Iraqi Christians flee after Isis issue Mosul ultimatum
Iraqi Christians are fleeing Mosul after Islamist militants threatened to kill them unless they converted to Islam or paid a "protection tax".
A statement issued by the Islamic State in Iraq and the Levant (Isis) was read out at the city's mosques.
It called on Christians to comply by midday on Saturday or face death if they did not leave the northern city.
Isis has control of large parts of Syria and Iraq and said last month it was creating an Islamic caliphate.
The ultimatum cited a historic contract known as "dhimma," under which non-Muslims in Islamic societies who refuse to convert are offered protection if they pay a fee, called a "jizya".
"We offer them three choices: Islam; the dhimma contract - involving payment of jizya; if they refuse this they will have nothing but the sword," the Isis statement said.
"Christian families are on their way to Dohuk and Irbil," in the neighbouring autonomous region of Kurdistan, Patriarch Louis Sako told the AFP news agency.
"For the first time in the history of Iraq, Mosul is now empty of Christians," he said.
The patriarch, one of the most senior Christian clerics in Iraq, said militants had been seen tagging Christian houses with the letter N for "Nassarah", a term used for Christians in the Koran.
Iraq is home to one of the world's most ancient Christian communities but its population has dwindled amid growing sectarian violence since the US-led invasion in 2003.
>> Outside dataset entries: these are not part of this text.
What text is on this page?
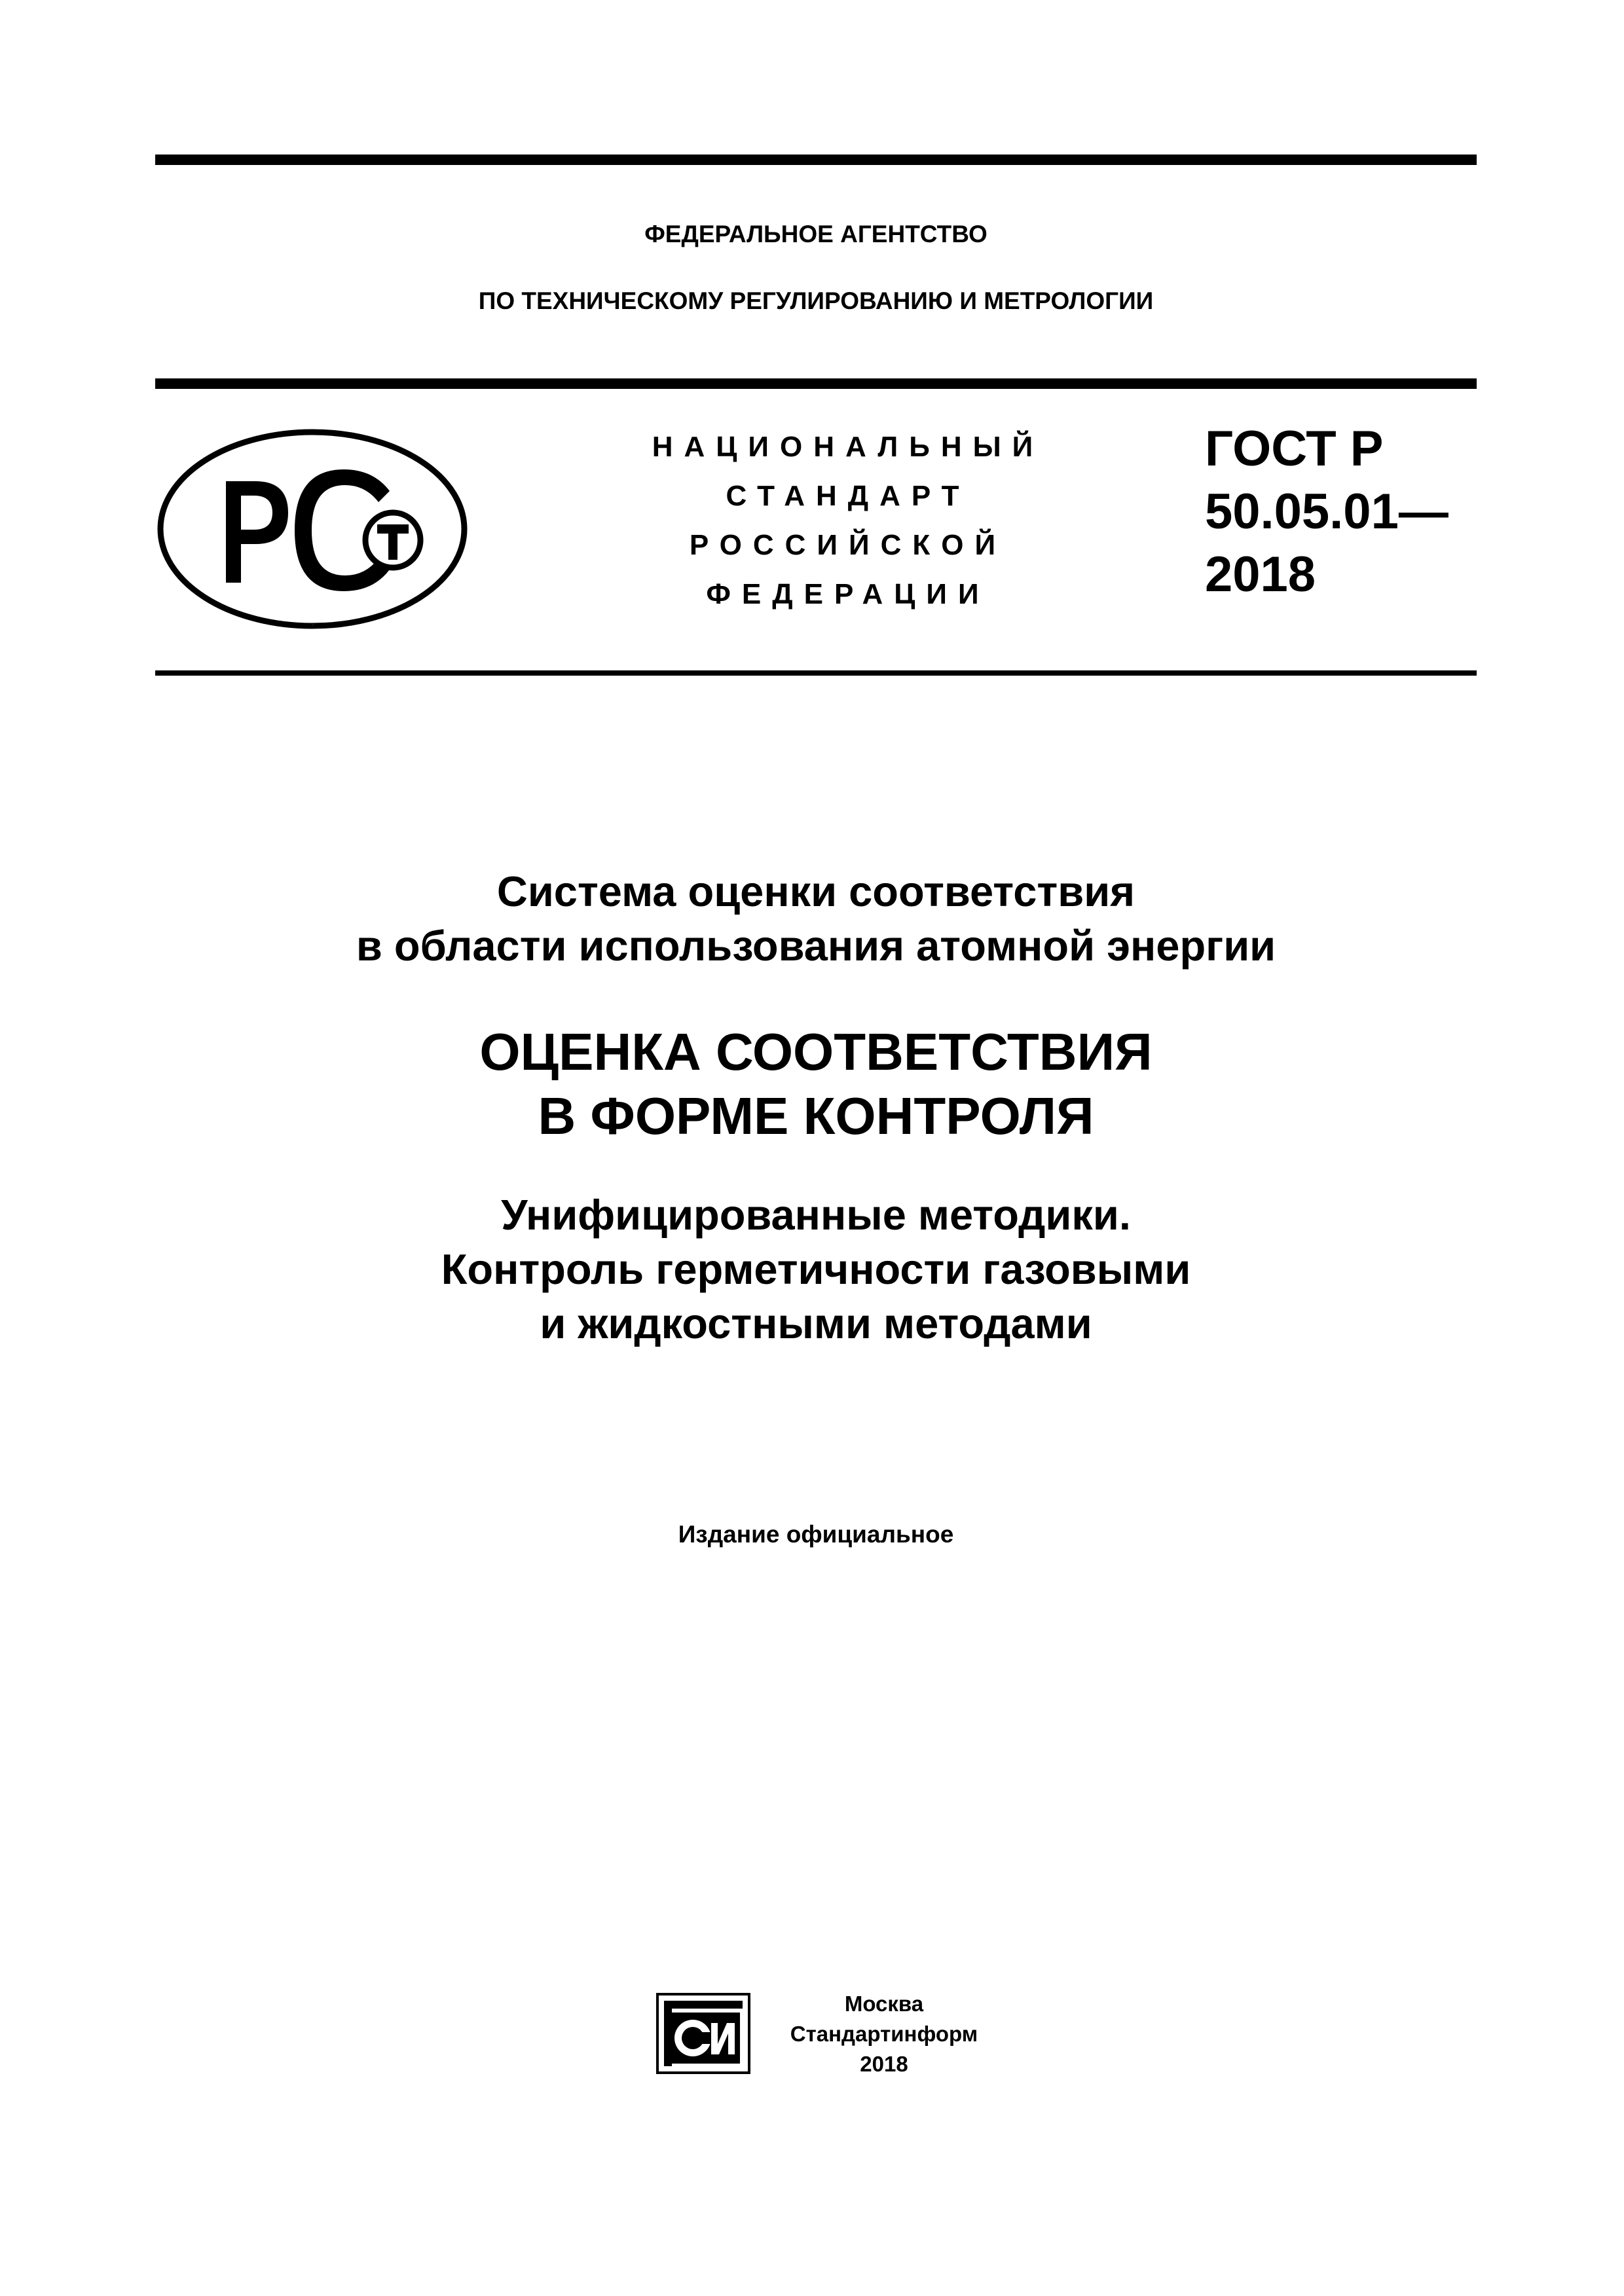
ФЕДЕРАЛЬНОЕ АГЕНТСТВО
ПО ТЕХНИЧЕСКОМУ РЕГУЛИРОВАНИЮ И МЕТРОЛОГИИ
РСТ
НАЦИОНАЛЬНЫЙ
СТАНДАРТ
РОССИЙСКОЙ
ФЕДЕРАЦИИ
ГОСТ Р
50.05.01—
2018
Система оценки соответствия
в области использования атомной энергии
ОЦЕНКА СООТВЕТСТВИЯ
В ФОРМЕ КОНТРОЛЯ
Унифицированные методики.
Контроль герметичности газовыми
и жидкостными методами
Издание официальное
СИ
Москва
Стандартинформ
2018
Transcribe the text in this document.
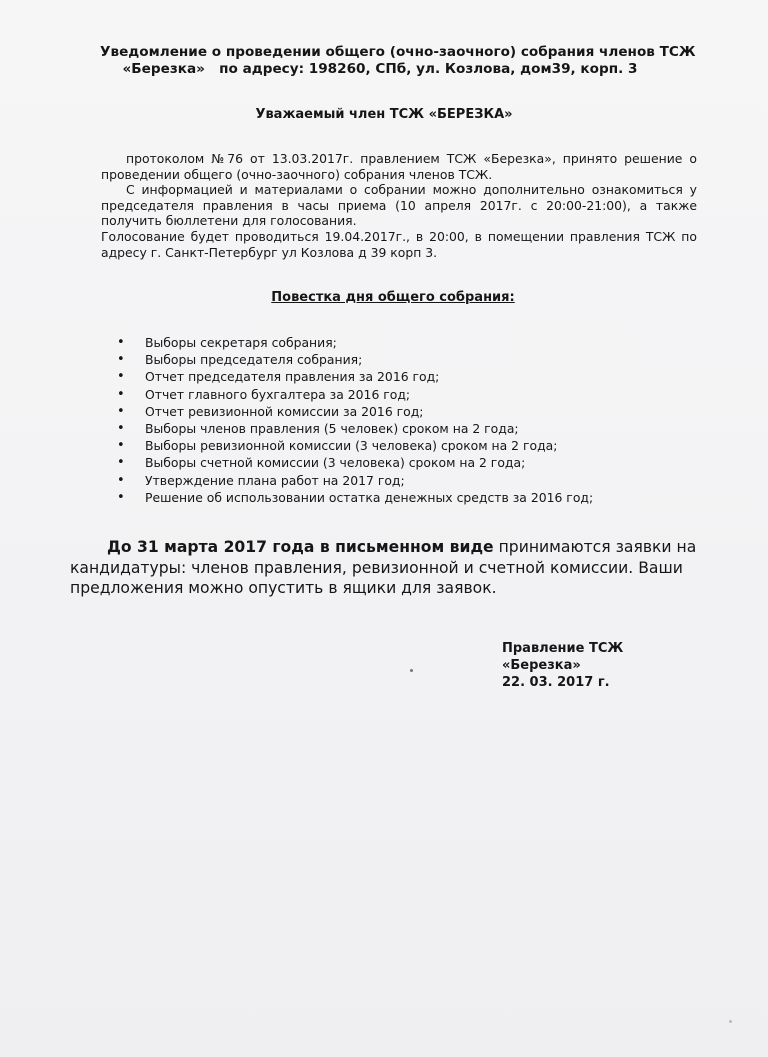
Уведомление о проведении общего (очно-заочного) собрания членов ТСЖ
«Березка»   по адресу: 198260, СПб, ул. Козлова, дом39, корп. 3
Уважаемый член ТСЖ «БЕРЕЗКА»

протоколом №76 от 13.03.2017г. правлением ТСЖ «Березка», принято решение о
проведении общего (очно-заочного) собрания членов ТСЖ.

С информацией и материалами о собрании можно дополнительно ознакомиться у
председателя правления в часы приема (10 апреля 2017г. с 20:00-21:00), а также
получить бюллетени для голосования.

Голосование будет проводиться 19.04.2017г., в 20:00, в помещении правления ТСЖ по
адресу г. Санкт-Петербург ул Козлова д 39 корп 3.

Повестка дня общего собрания:
• Выборы секретаря собрания;
• Выборы председателя собрания;
• Отчет председателя правления за 2016 год;
• Отчет главного бухгалтера за 2016 год;
• Отчет ревизионной комиссии за 2016 год;
• Выборы членов правления (5 человек) сроком на 2 года;
• Выборы ревизионной комиссии (3 человека) сроком на 2 года;
• Выборы счетной комиссии (3 человека) сроком на 2 года;
• Утверждение плана работ на 2017 год;
• Решение об использовании остатка денежных средств за 2016 год;
До 31 марта 2017 года в письменном виде принимаются заявки на
кандидатуры: членов правления, ревизионной и счетной комиссии. Ваши
предложения можно опустить в ящики для заявок.
Правление ТСЖ
«Березка»
22. 03. 2017 г.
Prior to 2003, the number of Christians in the city had been as high as 60,000, but that had dropped to about 35,000 by June this year, Mr Sako said.
He said another 10,000 fled Mosul after Isis took control at the beginning of June and numbers dropped have fallen rapidly since.
Isis issued a similar ultimatum in the Syrian city of Raqqa in February, calling on Christians to pay about half an ounce (14g) of pure gold in exchange for their safety.